City-sponsored studies have found that San Francisco has about 2,800 of these buildings, and that between 12,000 and 2,400 would be uninhabitable after a major earthquake, leaving 12,000 to 25,000 residents without homes. Between 300 and 850 of these buildings would likely collapse on the first, “soft” floor.
Soft-story seismic retrofits have been voluntary for building owners, but that may change soon.
Kornfield said he hoped the Mayor’s Office would propose mandatory retrofit legislation to the Board of Supervisors within a year. Before that can happen, his team needs to identify a method for pinpointing at-risk buildings. The city would pass the retrofitting responsibility to homeowners, who would have to hire engineers or architects to assess their buildings’ integrity.

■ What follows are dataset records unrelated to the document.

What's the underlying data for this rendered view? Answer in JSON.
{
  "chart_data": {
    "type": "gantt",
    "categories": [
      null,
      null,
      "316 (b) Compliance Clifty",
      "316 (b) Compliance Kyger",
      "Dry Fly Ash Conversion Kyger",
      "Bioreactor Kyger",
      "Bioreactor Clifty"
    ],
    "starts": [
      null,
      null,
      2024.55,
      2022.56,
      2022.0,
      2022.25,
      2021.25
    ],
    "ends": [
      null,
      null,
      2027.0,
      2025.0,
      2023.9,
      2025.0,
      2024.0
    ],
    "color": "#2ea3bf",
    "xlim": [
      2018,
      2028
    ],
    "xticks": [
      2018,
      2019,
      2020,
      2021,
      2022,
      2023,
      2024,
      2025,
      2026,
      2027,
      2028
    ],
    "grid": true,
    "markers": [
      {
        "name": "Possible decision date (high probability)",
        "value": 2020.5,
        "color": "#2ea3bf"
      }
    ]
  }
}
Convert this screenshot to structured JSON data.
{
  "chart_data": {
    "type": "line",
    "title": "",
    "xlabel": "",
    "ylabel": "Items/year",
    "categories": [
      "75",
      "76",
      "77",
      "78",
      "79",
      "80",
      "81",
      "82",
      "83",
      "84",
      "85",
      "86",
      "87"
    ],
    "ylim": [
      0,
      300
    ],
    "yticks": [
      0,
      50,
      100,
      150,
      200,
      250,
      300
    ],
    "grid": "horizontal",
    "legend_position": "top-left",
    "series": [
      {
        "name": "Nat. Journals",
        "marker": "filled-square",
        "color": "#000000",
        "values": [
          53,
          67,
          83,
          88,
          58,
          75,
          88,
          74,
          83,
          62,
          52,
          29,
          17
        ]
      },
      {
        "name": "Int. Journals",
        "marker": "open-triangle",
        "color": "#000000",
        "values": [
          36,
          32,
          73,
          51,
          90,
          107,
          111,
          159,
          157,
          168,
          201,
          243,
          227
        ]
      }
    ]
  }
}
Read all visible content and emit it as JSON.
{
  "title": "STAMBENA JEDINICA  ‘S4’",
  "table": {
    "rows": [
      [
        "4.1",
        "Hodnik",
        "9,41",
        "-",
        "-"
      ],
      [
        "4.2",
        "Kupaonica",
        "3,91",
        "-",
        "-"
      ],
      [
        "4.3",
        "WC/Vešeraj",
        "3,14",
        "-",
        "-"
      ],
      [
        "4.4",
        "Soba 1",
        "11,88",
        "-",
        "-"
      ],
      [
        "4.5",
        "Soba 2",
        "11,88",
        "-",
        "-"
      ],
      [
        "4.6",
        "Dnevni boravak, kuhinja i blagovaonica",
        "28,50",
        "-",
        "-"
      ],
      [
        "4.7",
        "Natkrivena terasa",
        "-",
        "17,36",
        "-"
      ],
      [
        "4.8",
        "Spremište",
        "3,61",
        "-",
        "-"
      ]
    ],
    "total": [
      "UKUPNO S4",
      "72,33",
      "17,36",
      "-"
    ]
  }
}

The economic recession left the Department of Building Inspection unable to spearhead the assessments. “We don’t have sufficient staff to go out and actively inspect every building,” said the William Strawn, a department spokesman, referring to soft-story buildings. The department has laid off many employees, and even though hiring is on the upswing, “We’re still on the low side of where we were,” Strawn said.
Otellini served on the Soft-Story Task Force, established by former Mayor Gavin Newsom. In his new position he will need to find a way to provide funding assistance for building owners who cannot afford the required retrofits. At $10,000 to $20,000 per living unit, retrofitting a 10- to 20-unit apartment building might be impossible for some building owners to afford without assistance.
Sarah Karlinsky, deputy director of the San Francisco Planning and Urban Research Association, which studies city planning and governance, said she hoped Otellini would make sure all a soft-story retrofit mandate was both up to code and universally supported.
“Having a dedicated person in this position will hopefully be very helpful getting all the players together, and actually moving forward the actual legislation, getting it introduced,” she said.
Noah Arroyo covers housing for the San Francisco Public Press. He has also written on government, business and crime for MissionLocal.org, a UC Berkeley-sponsored hyperlocal news publication. He is a 2010 graduate of San Francisco State University.